Con toda desfachatez Sánchez se presenta como el dique de contención de la ultraderecha, en un discurso que aburre y ya no cuela, como se ha visto en estas últimas elecciones. La consigna la siguen al pie de la letra sus dos leales voceras, Montse Mínguez y Rebeca Torró, con sendas intervenciones impresentables que tratan de ridiculizar al líder del PP, Alberto Núñez Feijóo.

Un socialista crítico lo define muy bien: «Sánchez vive en otro planeta». En efecto, erigido sobre las cenizas de un PSOE al que, como dijo Alfonso Guerra, no le conoce «ni la madre que le parió». Un partido adoctrinado, servil y sumiso a las órdenes y gloria de un solo hombre. Ajeno a la realidad, obsesionado con seguir en la Moncloa, en su entorno trasladan que piensa aguantar hasta el otoño de 2027 para convocar elecciones generales. Otras fuentes apuntan, además, que podría hacerlas coincidir con las andaluzas de junio para intentar evitar que su candidata, María Jesús Montero, siga la estela de quemarse en la hoguera de Pilar Alegría.
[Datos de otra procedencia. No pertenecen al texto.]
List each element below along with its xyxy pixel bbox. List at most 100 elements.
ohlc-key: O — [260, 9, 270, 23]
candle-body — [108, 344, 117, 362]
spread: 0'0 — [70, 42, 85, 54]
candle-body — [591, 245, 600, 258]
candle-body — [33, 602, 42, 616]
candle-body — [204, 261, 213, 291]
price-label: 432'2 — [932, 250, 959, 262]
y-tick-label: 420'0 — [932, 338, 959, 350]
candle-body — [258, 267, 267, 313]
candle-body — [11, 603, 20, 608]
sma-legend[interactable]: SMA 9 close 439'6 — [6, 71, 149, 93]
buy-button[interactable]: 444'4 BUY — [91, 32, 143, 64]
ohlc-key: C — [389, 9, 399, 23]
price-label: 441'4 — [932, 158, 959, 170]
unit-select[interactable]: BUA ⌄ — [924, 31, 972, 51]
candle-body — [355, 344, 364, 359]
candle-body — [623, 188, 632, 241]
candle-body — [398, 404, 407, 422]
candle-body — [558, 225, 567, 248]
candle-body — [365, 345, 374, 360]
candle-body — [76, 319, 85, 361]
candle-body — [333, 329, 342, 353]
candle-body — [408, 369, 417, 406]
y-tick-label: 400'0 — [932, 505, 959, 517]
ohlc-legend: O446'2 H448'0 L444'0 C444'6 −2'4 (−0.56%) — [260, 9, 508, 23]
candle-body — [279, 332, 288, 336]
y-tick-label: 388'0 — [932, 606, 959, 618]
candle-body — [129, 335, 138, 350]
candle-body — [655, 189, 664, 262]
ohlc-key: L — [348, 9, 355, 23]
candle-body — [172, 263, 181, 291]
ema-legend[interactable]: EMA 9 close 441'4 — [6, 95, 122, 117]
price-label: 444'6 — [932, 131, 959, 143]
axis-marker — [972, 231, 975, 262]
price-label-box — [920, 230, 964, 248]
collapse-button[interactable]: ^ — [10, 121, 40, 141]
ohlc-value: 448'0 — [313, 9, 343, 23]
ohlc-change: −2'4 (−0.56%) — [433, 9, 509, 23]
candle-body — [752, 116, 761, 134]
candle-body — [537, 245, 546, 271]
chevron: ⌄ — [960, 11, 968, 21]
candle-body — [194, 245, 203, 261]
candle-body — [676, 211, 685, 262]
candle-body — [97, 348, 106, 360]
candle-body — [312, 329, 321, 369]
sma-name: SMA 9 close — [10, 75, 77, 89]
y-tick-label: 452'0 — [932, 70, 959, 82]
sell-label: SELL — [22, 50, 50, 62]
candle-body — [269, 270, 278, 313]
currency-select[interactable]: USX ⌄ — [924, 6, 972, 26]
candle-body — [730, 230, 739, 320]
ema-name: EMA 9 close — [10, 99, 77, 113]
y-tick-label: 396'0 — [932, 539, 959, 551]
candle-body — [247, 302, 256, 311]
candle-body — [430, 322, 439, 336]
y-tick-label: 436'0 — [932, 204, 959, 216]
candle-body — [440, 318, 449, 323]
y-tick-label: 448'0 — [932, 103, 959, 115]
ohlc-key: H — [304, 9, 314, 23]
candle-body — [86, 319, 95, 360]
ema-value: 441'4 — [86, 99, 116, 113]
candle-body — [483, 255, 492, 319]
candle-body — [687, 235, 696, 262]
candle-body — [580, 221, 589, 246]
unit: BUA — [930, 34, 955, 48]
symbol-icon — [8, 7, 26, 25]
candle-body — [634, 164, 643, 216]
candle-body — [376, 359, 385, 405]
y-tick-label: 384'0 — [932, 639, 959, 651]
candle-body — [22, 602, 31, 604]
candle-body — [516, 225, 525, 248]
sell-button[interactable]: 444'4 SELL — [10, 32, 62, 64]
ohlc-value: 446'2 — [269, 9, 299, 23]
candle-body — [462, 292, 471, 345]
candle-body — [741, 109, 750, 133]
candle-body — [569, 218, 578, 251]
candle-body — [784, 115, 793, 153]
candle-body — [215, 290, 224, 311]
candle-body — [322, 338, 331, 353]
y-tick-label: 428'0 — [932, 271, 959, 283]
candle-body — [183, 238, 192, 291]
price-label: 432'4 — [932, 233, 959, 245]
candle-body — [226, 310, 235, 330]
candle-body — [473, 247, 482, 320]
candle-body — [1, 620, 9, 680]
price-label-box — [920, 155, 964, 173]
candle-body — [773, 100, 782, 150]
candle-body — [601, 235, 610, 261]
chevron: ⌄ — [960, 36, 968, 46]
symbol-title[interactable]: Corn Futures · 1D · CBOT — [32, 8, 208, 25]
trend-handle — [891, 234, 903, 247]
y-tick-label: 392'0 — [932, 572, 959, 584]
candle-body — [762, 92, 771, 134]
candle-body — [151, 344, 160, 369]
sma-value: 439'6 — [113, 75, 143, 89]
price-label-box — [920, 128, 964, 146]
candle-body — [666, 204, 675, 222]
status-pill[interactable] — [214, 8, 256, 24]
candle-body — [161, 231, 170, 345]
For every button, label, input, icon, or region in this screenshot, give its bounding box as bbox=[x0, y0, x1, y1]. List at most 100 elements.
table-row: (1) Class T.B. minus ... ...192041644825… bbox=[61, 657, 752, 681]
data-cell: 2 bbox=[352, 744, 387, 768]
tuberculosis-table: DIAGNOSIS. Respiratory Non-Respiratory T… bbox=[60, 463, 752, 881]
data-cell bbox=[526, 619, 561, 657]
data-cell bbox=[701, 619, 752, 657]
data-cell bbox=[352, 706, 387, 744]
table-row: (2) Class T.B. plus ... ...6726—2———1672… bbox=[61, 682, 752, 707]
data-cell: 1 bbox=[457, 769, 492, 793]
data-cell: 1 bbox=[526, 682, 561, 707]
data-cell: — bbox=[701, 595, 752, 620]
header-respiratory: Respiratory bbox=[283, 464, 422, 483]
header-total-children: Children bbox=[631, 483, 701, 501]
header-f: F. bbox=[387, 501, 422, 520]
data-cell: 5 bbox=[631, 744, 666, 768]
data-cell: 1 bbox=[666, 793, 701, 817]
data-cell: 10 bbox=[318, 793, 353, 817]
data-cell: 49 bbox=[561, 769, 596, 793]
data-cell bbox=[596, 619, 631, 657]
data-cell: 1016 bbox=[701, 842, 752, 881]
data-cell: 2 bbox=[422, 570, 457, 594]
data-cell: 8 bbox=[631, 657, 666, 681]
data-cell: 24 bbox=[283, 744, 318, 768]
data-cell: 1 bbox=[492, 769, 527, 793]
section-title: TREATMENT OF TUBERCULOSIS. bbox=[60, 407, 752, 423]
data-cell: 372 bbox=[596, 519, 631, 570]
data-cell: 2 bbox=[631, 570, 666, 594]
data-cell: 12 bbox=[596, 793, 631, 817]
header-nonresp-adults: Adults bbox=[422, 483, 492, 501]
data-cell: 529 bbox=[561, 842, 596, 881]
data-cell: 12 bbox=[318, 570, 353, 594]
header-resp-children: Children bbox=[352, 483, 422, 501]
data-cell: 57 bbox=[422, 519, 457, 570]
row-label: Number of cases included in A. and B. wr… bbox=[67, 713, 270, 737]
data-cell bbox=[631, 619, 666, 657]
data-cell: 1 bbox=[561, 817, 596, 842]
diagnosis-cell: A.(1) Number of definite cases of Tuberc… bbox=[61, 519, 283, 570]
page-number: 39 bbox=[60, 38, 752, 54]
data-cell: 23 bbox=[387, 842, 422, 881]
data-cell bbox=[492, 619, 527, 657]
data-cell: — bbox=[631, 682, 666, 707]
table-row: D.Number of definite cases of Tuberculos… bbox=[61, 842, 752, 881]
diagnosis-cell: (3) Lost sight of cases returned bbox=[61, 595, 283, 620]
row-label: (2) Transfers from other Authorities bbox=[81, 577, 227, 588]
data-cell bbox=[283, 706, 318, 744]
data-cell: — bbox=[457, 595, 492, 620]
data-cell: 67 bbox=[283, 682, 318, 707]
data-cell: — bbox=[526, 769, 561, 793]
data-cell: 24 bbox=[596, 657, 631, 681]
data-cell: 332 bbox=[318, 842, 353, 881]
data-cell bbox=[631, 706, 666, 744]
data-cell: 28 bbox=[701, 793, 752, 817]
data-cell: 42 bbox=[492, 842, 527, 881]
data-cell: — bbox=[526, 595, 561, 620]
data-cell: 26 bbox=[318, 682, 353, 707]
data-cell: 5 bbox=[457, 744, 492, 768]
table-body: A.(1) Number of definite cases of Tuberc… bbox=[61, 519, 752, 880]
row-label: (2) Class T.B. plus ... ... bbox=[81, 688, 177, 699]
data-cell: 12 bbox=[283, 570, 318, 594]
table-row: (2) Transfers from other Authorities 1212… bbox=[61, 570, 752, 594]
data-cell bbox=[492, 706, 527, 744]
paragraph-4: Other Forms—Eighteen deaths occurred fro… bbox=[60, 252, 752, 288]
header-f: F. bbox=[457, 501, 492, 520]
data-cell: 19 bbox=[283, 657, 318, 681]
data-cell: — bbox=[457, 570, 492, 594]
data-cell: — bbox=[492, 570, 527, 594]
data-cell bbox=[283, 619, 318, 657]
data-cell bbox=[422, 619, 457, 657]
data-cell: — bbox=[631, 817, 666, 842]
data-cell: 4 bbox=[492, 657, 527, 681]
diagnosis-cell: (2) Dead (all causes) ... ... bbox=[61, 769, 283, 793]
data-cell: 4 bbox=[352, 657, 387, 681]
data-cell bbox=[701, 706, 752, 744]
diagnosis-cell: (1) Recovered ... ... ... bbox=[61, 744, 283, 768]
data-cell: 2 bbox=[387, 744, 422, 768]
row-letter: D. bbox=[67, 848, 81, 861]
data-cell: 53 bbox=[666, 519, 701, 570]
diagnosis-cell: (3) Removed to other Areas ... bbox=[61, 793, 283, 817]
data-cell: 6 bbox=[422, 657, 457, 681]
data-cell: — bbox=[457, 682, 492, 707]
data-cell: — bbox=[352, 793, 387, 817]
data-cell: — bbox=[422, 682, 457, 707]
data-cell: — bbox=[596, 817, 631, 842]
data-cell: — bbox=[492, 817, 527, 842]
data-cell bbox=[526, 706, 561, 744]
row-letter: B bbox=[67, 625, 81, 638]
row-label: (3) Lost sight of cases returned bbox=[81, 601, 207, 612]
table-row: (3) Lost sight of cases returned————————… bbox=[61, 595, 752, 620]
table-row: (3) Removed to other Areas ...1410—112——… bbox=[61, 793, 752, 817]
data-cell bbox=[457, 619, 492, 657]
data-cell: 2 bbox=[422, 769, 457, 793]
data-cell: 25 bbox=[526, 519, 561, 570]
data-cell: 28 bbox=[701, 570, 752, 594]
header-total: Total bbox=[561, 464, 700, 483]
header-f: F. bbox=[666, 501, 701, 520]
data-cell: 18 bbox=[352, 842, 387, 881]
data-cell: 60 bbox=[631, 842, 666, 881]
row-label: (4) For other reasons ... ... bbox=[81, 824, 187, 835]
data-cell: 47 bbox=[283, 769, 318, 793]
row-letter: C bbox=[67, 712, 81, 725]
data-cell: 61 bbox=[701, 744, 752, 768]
Ante ello, Alberto Núñez Feijóo reclama lealtad y sentido común, mensaje que debe recoger Santiago Abascal. Están en juego las instituciones, el sentido de Estado y la misma democracia, bajo la autocracia de un presidente arropado por unos socios que solo buscan destruirlos.

Sánchez ha demostrado que no tiene líneas rojas ni se para en barras para seguir en la poltrona, véase las últimas concesiones sobre los presos de ETA autores de asesinatos de sus propios compañeros socialistas. Es hora del cambio de ciclo, de la unidad en la derecha y de mirar hacia el auténtico enemigo. Únicamente a Sánchez hay que echar de casa.